Cella didn’t think of herself as a witch. She heard the whispers, saw the fingers crossed over hearts, the faces turned away. But she was just a cook, and the queen’s favorite, so what did it matter what they thought?

The queen had been suffering from poor digestion for years before Cella came. She recognized the signs in the tinge of the royal face under the heavy crown, and the listless appetite, and the penchant for dulling wine. Cella did what her mother taught her, so many years ago.

“You go down by the river and look for the little white flowers with three leaves that grow on the shady banks. That’s tummy balm, Cellie-girl,” her mother handed her a little woven basket and patted her bottom as she toddled out the door.

There wasn’t a balm for an arrow in the back and a burning house. Cella had run to the neighbors down the river, covered in soot and blood. They wouldn’t risk the marauders, and when Cella crept back the next day, her mother had lain cold and hard on the ground.

Cella didn’t know the proper names of flowers and herbs. Her mother taught them by what they were for. Throat’s ease, head balm, moonflow ease, sleep tight. She would have taught Cella reading and writing, if she’d had more time. But she shared all she knew of the healing plants before Cella was old enough to learn her letters.

She came to work in the kitchen, and the queen liked her new teas. Soon she was eating better, and had more energy, and slept peacefully through the night. She called Cella her kitchen witch and gave her the run of the galleries and gardens. And her very own room, for the first time ever. Cella pushed the bed into the corner and slept on the floor in moonbeams like she was used to.

Cella wasn’t educated, but she wasn’t stupid. Too often people confused the two. She kept quiet and observed. Sometimes when she carried afternoon tea up to the queen, she would sit at her feet while the queen stroked her hair, and she would tell about the off things she saw and heard around the palace. She knew that if the queen’s fingers stilled, she wasn’t angry with Cella

Dogs in house
Time writing:
15 minutes
October word count:


  1. Prompt: The Kitchen Witch

    I went downstairs, bleary-eyed, and made my way to the kitchen. I stopped in the doorway, blinking at the tall, bent figure at the stove, apparently whispering to an omelette, until my brain caught up with my senses. Ah, yes, that would be the bloke Kate had found to let the third room. I had met him when he moved in last night, but it’d been a stressful week, with two tests and an essay due, and I just wasn’t up to putting anything in my brain _other_ than studying.

    “Cecelia, isn’t it?” he asked, standing up from his crouch over the pan.

    “Morning,” I said, wracking my brain for his name. Nope, it wasn’t in there.

    “Good morning, Aiden,” Kate said, swanning into the kitchen and rescuing me. “Sleep well?”

    He shrugged. “Well for a first night in a new place.
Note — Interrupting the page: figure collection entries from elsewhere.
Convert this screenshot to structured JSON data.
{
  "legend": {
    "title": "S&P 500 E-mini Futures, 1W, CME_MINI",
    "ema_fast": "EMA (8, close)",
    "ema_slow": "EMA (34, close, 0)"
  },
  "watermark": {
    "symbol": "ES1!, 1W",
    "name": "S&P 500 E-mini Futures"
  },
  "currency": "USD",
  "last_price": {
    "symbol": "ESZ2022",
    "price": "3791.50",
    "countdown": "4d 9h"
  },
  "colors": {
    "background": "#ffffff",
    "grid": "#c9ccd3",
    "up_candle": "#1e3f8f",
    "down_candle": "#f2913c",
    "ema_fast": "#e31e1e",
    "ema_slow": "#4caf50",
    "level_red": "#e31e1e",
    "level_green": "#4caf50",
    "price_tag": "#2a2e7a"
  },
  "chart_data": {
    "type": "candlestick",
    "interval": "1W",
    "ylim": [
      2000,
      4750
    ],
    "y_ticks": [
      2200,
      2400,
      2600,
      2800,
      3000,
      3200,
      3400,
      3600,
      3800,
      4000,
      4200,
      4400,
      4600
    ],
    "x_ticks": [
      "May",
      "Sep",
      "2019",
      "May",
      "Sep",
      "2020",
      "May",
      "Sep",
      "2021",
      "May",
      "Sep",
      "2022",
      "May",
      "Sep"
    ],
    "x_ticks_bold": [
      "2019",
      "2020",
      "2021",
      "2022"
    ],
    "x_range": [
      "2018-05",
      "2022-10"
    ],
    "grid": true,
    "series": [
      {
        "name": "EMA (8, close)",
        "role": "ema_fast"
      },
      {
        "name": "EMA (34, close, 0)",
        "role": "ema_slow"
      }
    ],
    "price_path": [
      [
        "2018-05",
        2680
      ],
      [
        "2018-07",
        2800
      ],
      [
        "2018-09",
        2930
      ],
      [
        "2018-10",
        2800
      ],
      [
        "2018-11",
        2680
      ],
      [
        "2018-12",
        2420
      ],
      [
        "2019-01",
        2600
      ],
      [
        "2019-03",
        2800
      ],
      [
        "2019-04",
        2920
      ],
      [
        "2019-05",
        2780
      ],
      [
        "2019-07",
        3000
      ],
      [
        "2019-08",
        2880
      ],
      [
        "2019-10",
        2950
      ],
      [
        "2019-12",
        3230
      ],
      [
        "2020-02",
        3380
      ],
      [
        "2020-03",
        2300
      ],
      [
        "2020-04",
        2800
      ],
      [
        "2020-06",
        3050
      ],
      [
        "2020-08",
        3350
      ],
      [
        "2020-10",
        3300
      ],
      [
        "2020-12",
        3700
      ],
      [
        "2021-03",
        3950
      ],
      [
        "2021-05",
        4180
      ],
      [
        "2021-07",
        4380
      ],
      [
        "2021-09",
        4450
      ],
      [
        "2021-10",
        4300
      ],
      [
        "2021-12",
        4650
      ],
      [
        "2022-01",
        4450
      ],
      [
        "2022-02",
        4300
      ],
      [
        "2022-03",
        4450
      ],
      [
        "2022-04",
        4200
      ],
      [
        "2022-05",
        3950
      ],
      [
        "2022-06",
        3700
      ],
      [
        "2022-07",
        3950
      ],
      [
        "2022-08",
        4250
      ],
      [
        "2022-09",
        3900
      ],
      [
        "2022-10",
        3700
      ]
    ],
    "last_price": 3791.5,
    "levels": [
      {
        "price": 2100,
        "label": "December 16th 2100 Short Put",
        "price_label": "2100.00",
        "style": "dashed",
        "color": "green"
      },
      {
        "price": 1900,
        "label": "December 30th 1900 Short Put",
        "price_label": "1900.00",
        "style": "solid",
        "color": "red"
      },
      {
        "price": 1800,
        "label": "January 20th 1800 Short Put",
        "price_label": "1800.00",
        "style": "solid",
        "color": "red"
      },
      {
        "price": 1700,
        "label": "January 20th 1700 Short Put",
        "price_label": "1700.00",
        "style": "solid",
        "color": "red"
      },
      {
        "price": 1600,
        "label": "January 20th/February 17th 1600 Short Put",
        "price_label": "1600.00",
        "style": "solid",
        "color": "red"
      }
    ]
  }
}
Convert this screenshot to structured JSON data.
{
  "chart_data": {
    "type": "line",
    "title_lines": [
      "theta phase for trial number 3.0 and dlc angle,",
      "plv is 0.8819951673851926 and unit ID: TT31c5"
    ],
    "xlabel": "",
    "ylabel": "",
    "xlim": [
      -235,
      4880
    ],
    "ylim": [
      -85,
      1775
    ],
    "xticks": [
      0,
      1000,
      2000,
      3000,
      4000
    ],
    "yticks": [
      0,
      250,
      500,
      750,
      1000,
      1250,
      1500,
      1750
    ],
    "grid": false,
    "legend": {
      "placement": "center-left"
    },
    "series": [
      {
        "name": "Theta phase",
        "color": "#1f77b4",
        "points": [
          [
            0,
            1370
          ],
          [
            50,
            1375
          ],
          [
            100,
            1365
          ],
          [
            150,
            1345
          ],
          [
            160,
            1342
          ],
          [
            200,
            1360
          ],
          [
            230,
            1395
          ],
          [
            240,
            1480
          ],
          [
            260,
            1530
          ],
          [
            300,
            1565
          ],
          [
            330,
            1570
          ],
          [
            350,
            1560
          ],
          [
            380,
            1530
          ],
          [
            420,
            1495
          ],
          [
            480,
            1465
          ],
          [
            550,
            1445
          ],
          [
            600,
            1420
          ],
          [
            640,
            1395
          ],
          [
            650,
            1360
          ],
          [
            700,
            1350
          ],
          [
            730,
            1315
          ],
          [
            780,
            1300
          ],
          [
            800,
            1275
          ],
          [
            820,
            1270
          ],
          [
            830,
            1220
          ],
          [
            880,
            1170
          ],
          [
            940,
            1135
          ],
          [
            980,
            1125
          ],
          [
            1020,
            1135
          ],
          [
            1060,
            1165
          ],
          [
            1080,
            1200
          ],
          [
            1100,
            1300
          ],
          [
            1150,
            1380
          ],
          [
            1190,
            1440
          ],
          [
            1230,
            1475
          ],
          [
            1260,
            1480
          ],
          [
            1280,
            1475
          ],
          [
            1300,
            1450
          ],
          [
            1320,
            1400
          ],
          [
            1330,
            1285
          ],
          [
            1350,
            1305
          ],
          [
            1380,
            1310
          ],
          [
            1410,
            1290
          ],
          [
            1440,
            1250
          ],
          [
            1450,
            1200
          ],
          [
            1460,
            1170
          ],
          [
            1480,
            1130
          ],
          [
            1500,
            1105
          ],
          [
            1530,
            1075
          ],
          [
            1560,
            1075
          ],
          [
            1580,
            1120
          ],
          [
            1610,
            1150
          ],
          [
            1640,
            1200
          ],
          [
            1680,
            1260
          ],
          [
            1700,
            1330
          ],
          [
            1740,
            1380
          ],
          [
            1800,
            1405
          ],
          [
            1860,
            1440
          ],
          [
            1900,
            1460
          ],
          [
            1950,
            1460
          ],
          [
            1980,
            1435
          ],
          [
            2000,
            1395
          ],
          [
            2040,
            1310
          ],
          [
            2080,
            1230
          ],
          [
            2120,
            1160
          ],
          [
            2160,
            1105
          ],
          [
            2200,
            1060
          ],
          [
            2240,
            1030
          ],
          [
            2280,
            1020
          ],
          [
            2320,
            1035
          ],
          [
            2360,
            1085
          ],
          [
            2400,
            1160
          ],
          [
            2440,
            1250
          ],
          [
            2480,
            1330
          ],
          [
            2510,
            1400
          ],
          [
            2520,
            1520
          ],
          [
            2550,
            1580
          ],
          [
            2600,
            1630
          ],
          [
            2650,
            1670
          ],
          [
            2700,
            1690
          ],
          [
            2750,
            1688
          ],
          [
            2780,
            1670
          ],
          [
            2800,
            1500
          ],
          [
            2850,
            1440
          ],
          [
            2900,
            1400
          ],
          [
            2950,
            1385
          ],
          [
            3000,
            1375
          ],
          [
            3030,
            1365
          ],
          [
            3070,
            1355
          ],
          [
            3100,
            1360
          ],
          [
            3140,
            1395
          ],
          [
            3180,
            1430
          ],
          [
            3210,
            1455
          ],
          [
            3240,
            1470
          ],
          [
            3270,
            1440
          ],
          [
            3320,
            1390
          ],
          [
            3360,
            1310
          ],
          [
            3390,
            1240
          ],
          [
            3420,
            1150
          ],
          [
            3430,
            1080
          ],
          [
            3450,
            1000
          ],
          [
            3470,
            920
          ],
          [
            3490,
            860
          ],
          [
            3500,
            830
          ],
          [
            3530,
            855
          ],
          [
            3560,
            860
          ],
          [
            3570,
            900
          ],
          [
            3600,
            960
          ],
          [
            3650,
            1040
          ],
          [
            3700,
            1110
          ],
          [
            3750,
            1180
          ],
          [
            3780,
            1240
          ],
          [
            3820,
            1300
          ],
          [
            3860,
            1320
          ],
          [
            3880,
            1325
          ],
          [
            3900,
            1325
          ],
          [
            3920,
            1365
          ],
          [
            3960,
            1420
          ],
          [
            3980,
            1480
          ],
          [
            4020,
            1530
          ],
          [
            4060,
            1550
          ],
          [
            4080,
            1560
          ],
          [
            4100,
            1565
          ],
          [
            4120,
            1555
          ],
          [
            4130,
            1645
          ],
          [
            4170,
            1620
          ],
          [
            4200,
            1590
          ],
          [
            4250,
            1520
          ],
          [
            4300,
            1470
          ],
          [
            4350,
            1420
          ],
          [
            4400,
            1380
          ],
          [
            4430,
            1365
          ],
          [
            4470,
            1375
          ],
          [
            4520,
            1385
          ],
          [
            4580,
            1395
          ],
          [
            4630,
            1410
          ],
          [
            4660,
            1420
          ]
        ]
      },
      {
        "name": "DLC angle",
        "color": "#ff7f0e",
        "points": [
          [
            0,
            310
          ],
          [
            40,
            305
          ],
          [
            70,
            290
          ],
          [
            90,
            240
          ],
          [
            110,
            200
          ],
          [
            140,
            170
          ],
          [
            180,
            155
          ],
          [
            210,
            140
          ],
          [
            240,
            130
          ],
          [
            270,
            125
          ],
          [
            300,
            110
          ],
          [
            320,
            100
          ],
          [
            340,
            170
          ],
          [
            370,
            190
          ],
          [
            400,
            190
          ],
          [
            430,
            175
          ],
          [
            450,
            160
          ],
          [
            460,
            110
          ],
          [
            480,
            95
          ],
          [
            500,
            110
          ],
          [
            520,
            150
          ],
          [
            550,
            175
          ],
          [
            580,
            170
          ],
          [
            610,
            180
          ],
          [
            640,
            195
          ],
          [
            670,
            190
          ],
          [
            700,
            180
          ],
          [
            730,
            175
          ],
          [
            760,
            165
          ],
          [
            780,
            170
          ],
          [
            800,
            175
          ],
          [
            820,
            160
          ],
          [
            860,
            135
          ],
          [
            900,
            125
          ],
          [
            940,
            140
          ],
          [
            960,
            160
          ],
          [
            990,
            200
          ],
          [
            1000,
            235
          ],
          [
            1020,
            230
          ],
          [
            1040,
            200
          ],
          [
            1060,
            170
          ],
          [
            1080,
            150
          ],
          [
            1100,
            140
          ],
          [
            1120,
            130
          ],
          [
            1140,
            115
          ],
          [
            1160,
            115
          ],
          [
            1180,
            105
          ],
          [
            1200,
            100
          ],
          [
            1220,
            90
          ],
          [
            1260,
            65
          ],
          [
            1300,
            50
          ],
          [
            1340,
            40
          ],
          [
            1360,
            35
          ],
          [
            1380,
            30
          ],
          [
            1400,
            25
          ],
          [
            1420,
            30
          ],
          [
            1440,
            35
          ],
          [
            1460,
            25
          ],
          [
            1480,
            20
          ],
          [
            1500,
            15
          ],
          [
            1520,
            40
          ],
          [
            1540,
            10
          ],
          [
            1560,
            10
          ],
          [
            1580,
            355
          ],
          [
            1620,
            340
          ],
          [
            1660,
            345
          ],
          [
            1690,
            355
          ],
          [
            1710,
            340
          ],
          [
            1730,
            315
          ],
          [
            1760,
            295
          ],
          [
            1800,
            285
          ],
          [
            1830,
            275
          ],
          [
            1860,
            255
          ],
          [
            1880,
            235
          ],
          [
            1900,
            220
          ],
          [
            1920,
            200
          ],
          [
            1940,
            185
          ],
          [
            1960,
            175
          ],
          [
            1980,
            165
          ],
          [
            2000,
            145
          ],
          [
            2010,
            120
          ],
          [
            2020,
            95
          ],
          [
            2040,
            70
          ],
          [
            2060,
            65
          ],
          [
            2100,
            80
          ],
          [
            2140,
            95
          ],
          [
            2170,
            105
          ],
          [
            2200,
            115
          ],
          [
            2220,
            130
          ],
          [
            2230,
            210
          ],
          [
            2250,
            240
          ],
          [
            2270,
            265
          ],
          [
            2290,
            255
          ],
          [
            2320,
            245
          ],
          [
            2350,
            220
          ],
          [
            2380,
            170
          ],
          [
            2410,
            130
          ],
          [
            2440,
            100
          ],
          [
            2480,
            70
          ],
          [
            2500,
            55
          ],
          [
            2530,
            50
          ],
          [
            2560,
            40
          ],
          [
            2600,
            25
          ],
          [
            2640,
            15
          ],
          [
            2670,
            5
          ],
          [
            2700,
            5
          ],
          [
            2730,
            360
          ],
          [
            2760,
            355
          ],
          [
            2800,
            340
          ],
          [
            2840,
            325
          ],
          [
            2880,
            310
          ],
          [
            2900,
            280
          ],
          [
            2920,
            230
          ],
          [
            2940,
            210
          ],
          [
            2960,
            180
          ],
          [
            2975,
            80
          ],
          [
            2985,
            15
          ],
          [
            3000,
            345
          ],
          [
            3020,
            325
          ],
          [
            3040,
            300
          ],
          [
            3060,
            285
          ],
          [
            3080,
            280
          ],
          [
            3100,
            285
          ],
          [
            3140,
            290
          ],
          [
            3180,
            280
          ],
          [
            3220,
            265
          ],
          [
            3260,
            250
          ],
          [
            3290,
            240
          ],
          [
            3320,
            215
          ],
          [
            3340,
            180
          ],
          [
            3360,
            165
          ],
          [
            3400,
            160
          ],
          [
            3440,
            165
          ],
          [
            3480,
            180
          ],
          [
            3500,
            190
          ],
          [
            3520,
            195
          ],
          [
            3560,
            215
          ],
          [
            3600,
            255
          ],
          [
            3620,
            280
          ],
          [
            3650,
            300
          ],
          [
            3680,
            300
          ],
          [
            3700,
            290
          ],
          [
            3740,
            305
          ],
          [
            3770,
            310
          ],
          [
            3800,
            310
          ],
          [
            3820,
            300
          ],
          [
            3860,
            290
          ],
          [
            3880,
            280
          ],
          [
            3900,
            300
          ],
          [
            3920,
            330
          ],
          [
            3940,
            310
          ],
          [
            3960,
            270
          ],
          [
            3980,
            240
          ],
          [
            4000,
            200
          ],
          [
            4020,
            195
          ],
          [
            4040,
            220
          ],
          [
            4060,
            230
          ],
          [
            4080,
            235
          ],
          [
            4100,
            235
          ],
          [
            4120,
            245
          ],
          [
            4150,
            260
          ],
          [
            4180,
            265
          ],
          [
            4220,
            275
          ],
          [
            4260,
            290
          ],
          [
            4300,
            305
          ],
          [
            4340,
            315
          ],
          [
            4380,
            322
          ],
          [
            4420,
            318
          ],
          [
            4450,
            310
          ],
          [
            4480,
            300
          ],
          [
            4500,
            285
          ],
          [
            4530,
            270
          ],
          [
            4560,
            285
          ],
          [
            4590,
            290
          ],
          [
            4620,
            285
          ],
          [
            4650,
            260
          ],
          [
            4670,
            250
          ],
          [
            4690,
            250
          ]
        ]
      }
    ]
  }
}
It takes my spirits a while to settle.”

    “Hmm,” Kate replied. I remained silent, as I wasn’t exactly sure what he had meant, and also not sure if my fuzzy-headedness or his words which were the problem.

    “Omelette?” Aiden slid a half-moon of egg expertly from the pan to a plate, then offered the plate to me. I opened my mouth to decline — it didn’t quite seem right to take what must be his breakfast off him. “I like making omelettes, please have it. I’ve got two more planned.”

    I found myself nodding, even though I saw bits of tomato in it and I wasn’t especially fond of them. “Thanks.” I took the omelette, retrieved some juice from the fridge, and retreated to the table. He was whispering to the pan again. I squinted at Kate and raised an eyebrow. She shrugged.

    Time writing: ~15 min

    1. Oh very nice. Has a modern, fairly real-world feel to it, so a real kitchen witch would be interesting indeed. Great narrative voice!